Battle of Britain museum in Bentley Priory approved

Bentley Priory
Image caption Bentley Priory was home to RAF Fighter Command in 1940

A £9.5m museum to commemorate the Battle of Britain in the RAF's headquarters of the time has been given the green light in north London.

Bentley Priory, in Harrow, was home to Air Chief Marshal Lord Dowding's Fighter Command in the summer of 1940.

On the 70th anniversary of the decisive clash - in which the RAF repelled a German bid for air supremacy - Harrow Council permitted the museum.

A developer will also be allowed to build 103 homes on the site.

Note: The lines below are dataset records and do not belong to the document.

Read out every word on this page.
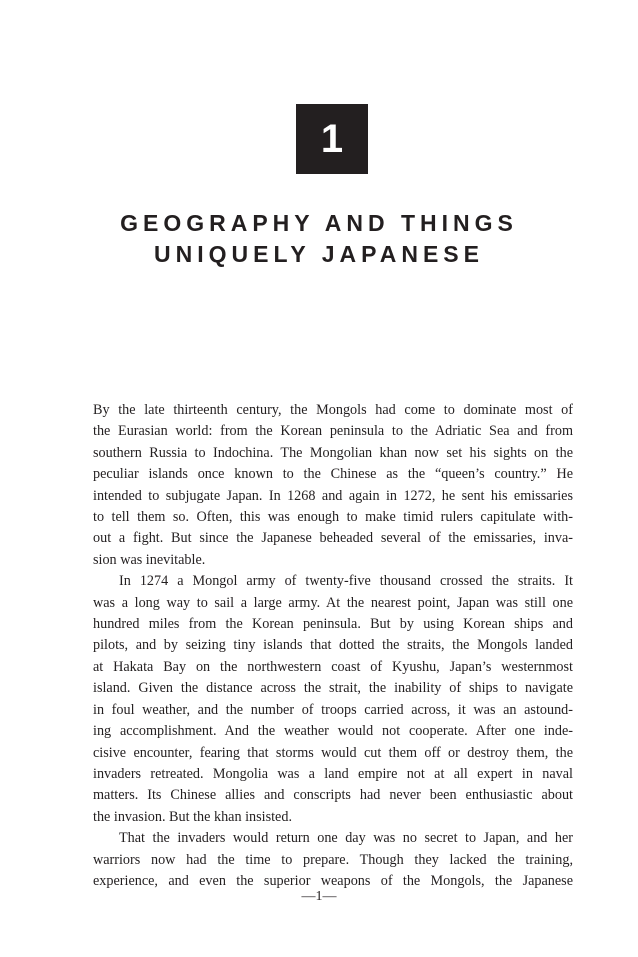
1
GEOGRAPHY AND THINGS
UNIQUELY JAPANESE
By the late thirteenth century, the Mongols had come to dominate most of
the Eurasian world: from the Korean peninsula to the Adriatic Sea and from
southern Russia to Indochina. The Mongolian khan now set his sights on the
peculiar islands once known to the Chinese as the “queen’s country.” He
intended to subjugate Japan. In 1268 and again in 1272, he sent his emissaries
to tell them so. Often, this was enough to make timid rulers capitulate with-
out a fight. But since the Japanese beheaded several of the emissaries, inva-
sion was inevitable.
In 1274 a Mongol army of twenty-five thousand crossed the straits. It
was a long way to sail a large army. At the nearest point, Japan was still one
hundred miles from the Korean peninsula. But by using Korean ships and
pilots, and by seizing tiny islands that dotted the straits, the Mongols landed
at Hakata Bay on the northwestern coast of Kyushu, Japan’s westernmost
island. Given the distance across the strait, the inability of ships to navigate
in foul weather, and the number of troops carried across, it was an astound-
ing accomplishment. And the weather would not cooperate. After one inde-
cisive encounter, fearing that storms would cut them off or destroy them, the
invaders retreated. Mongolia was a land empire not at all expert in naval
matters. Its Chinese allies and conscripts had never been enthusiastic about
the invasion. But the khan insisted.
That the invaders would return one day was no secret to Japan, and her
warriors now had the time to prepare. Though they lacked the training,
experience, and even the superior weapons of the Mongols, the Japanese
—1—
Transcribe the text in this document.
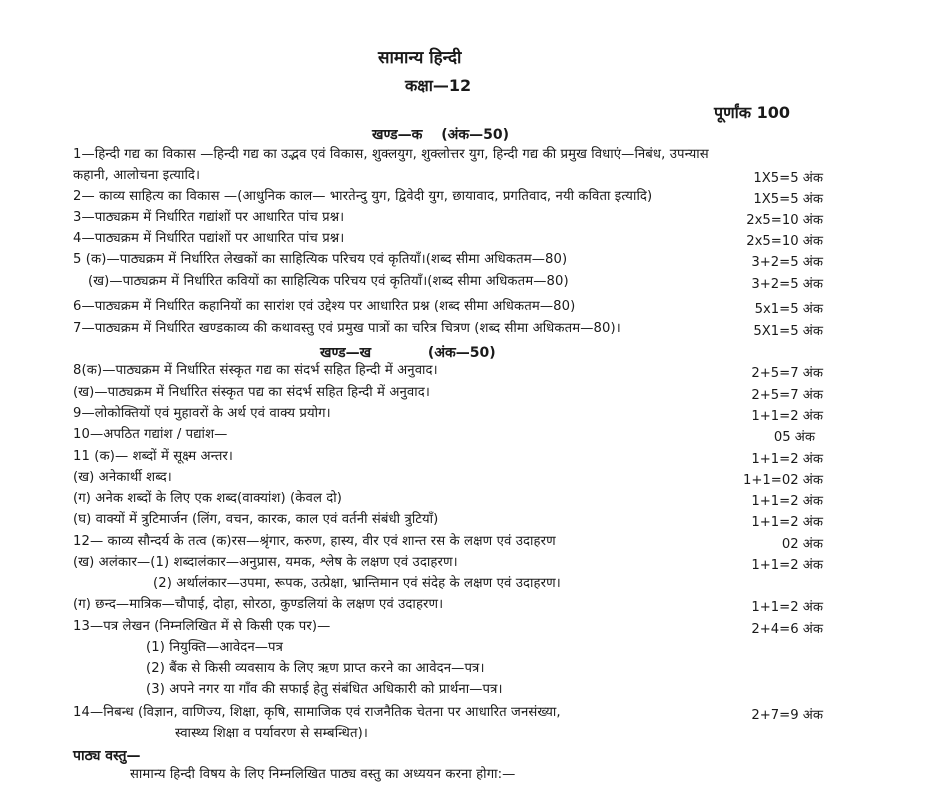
सामान्य हिन्दी
कक्षा—12
पूर्णांक 100
खण्ड—क (अंक—50)
खण्ड—ख	(अंक—50)
1—हिन्दी गद्य का विकास —हिन्दी गद्य का उद्भव एवं विकास, शुक्लयुग, शुक्लोत्तर युग, हिन्दी गद्य की प्रमुख विधाएं—निबंध, उपन्यास
कहानी, आलोचना इत्यादि।	1X5=5 अंक
2— काव्य साहित्य का विकास —(आधुनिक काल— भारतेन्दु युग, द्विवेदी युग, छायावाद, प्रगतिवाद, नयी कविता इत्यादि)	1X5=5 अंक
3—पाठ्यक्रम में निर्धारित गद्यांशों पर आधारित पांच प्रश्न।	2x5=10 अंक
4—पाठ्यक्रम में निर्धारित पद्यांशों पर आधारित पांच प्रश्न।	2x5=10 अंक
5 (क)—पाठ्यक्रम में निर्धारित लेखकों का साहित्यिक परिचय एवं कृतियाँ।(शब्द सीमा अधिकतम—80)	3+2=5 अंक
(ख)—पाठ्यक्रम में निर्धारित कवियों का साहित्यिक परिचय एवं कृतियाँ।(शब्द सीमा अधिकतम—80)	3+2=5 अंक
6—पाठ्यक्रम में निर्धारित कहानियों का सारांश एवं उद्देश्य पर आधारित प्रश्न (शब्द सीमा अधिकतम—80)	5x1=5 अंक
7—पाठ्यक्रम में निर्धारित खण्डकाव्य की कथावस्तु एवं प्रमुख पात्रों का चरित्र चित्रण (शब्द सीमा अधिकतम—80)।	5X1=5 अंक
8(क)—पाठ्यक्रम में निर्धारित संस्कृत गद्य का संदर्भ सहित हिन्दी में अनुवाद।	2+5=7 अंक
(ख)—पाठ्यक्रम में निर्धारित संस्कृत पद्य का संदर्भ सहित हिन्दी में अनुवाद।	2+5=7 अंक
9—लोकोक्तियों एवं मुहावरों के अर्थ एवं वाक्य प्रयोग।	1+1=2 अंक
10—अपठित गद्यांश / पद्यांश—	05 अंक
11 (क)— शब्दों में सूक्ष्म अन्तर।	1+1=2 अंक
(ख) अनेकार्थी शब्द।	1+1=02 अंक
(ग) अनेक शब्दों के लिए एक शब्द(वाक्यांश) (केवल दो)	1+1=2 अंक
(घ) वाक्यों में त्रुटिमार्जन (लिंग, वचन, कारक, काल एवं वर्तनी संबंधी त्रुटियाँ)	1+1=2 अंक
12— काव्य सौन्दर्य के तत्व (क)रस—श्रृंगार, करुण, हास्य, वीर एवं शान्त रस के लक्षण एवं उदाहरण	02 अंक
(ख) अलंकार—(1) शब्दालंकार—अनुप्रास, यमक, श्लेष के लक्षण एवं उदाहरण।	1+1=2 अंक
(2) अर्थालंकार—उपमा, रूपक, उत्प्रेक्षा, भ्रान्तिमान एवं संदेह के लक्षण एवं उदाहरण।
(ग) छन्द—मात्रिक—चौपाई, दोहा, सोरठा, कुण्डलियां के लक्षण एवं उदाहरण।	1+1=2 अंक
13—पत्र लेखन (निम्नलिखित में से किसी एक पर)—	2+4=6 अंक
(1) नियुक्ति—आवेदन—पत्र
(2) बैंक से किसी व्यवसाय के लिए ऋण प्राप्त करने का आवेदन—पत्र।
(3) अपने नगर या गाँव की सफाई हेतु संबंधित अधिकारी को प्रार्थना—पत्र।
14—निबन्ध (विज्ञान, वाणिज्य, शिक्षा, कृषि, सामाजिक एवं राजनैतिक चेतना पर आधारित जनसंख्या,	2+7=9 अंक
स्वास्थ्य शिक्षा व पर्यावरण से सम्बन्धित)।
पाठ्य वस्तु—
सामान्य हिन्दी विषय के लिए निम्नलिखित पाठ्य वस्तु का अध्ययन करना होगा:—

The rooms of Bentley Priory's Grade II-listed mansion house will now be open to the public for the first time in 80 years.

The museum is intended to pay respect to the Battle of Britain's RAF pilots, of whom Winston Churchill said: "Never in the field of human conflict was so much owed by so many to so few."

'Courage and sacrifice'

Bill Stephenson, leader of Harrow Council, said: "This decision will mean the spiritual home of the few is preserved for all.

"We must never forget the courage and sacrifice of the RAF pilots and ground staff during the Battle of Britain.

"Their actions truly changed the course of history in Europe and helped give each and every one of us the freedoms we enjoy today."

Air Chief Marshal Sir Brian Burridge, chairman of the Bentley Priory Battle of Britain Trust, said: "This represents the culmination of five years' hard work to ensure the priory and all it stands has a future as a museum.

"There is now much work to do in fundraising - and Churchill would have recognised that, 'This is not the beginning of the end, merely the end of the beginning'."